By 2050, humanity will almost double the global food supply to ensure that each resident of the planet has enough food. Climate change at an increasing speed, water resources drop and arable land will erode, which will have been a huge challenge for us.
Project FarmvibesA new suite of intelligent agricultural technologies from Microsoft Research, will group your agricultural data. Microsoft has recently opened these tools so that software and data scientists can use them to transform agriculture, dairy products and other actions in actions that can help increase yields and reduce costs.
The toolbox is accessible to Farmvibes.ai. It includes a set of algorithms aimed at providing data researchers to advance data -based agriculture. Farmers around the world can use this AI technology to obtain effective decisions in all areas and the farm, from the best time to sow seeds in the ground, until the right time to harvest the harvest, to secure the product safely. These algorithms operate on Microsoft Azure and can suggest the exact amounts of fertilizer and herbicide that farmers should use; Provide weather conditions, temperatures and winds, providing the ideal timing for crop planting; Calculate the correct depth to plant seeds as a function of the density, humidity and soil composition; And tell farmers how different cultures and practices can keep carbon in its soil, while making it more nutritious.
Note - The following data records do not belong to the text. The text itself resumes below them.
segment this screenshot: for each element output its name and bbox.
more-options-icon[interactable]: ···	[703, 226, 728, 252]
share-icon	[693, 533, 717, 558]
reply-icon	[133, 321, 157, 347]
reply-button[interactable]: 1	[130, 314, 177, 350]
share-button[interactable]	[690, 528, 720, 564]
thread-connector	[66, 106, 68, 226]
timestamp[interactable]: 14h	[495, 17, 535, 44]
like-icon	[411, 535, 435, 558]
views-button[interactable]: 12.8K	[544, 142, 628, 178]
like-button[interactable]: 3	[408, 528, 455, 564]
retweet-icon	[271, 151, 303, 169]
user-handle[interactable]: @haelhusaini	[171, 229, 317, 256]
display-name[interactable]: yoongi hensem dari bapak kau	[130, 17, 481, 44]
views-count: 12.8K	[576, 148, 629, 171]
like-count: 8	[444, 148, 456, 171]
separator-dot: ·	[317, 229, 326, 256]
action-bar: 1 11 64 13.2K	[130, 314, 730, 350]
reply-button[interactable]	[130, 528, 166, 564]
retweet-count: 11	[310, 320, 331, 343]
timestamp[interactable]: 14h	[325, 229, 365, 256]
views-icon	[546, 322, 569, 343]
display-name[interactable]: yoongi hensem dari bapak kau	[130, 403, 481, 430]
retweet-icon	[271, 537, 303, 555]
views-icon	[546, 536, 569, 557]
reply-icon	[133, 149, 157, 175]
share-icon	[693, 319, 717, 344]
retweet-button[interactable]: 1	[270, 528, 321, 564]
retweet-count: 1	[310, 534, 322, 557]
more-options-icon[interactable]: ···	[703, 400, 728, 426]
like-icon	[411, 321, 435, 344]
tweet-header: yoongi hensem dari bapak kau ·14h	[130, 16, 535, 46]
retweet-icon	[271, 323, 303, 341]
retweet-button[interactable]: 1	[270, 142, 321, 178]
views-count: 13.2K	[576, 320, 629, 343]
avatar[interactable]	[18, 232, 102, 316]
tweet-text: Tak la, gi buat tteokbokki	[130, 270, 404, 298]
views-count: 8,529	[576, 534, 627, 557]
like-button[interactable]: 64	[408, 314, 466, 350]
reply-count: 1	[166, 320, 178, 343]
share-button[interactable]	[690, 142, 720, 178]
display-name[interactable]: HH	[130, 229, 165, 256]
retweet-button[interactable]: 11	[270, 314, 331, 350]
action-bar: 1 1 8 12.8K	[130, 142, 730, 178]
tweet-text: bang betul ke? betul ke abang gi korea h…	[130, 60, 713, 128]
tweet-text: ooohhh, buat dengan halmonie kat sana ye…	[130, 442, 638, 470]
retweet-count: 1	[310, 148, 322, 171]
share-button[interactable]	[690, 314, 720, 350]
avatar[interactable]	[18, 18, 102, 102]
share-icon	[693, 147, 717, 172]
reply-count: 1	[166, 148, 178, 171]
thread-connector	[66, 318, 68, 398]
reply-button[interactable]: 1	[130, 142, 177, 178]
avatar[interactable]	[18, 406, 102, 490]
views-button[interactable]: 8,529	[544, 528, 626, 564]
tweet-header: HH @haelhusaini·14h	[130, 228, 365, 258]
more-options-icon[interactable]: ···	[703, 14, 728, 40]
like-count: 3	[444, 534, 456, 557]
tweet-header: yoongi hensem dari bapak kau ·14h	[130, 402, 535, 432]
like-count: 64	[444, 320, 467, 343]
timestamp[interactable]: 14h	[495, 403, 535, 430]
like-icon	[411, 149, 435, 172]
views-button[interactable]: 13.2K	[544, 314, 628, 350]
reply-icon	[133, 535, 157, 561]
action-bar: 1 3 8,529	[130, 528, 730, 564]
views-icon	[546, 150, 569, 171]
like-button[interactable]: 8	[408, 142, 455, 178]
Here are some tools available now for agricultural businesses, farmers and each researcher who wishes to contribute to healthy food production
- Asynchronous merger combines aerial and satellite images with data obtained from ground sensors. It is possible to create nutrient distribution graphics from multi -playing drone images and data points from the soil -buried sensors, fixing the speed to which fertilizers must be applied, increasing the yield and preventing surfertilization. Another application is to make soil humidity cards when and where the seeds should be planted in the fields.
- SpaceEye uses ML methods to eliminate clouds from satellite photos, allowing a large -scale application of data to areas that cannot be covered by drone imagery. These images can then be introduced into artificial intelligence tools to identify weeds, plant diseases and areas that need herbicide application.
- DeepMC uses meteorological data from the short and medium -term forecasts to predict temperature, humidity, precipitation and wind directly on the ground. This is exactly what farmers need: to know the exact weather conditions where crops grow, rather than a few meters above the soil given by a typical local forecast.
- A “and if” and analysis request tool can estimate how various agricultural practices would affect the quantity of sequestered carbon in the soil for different scenarios, and make it possible to stimulate crop yield while improving soil health. Keeping best practices could also be an additional source of income for sustainability farmers, when they sell carbon credits received to keep carbon dioxide locked in the soil rather than entering the atmosphere.
“Agriculture is a cause of climate change, it is most affected by climate change, but with the help of technology, it can also be a solution to climate change,” say the authors of the toolbox. “This is why we are an open supply – to make this available to the community so that they can bring the best of soil science to the best of computer science to unlock the opportunity to help allow sustainable agriculture.”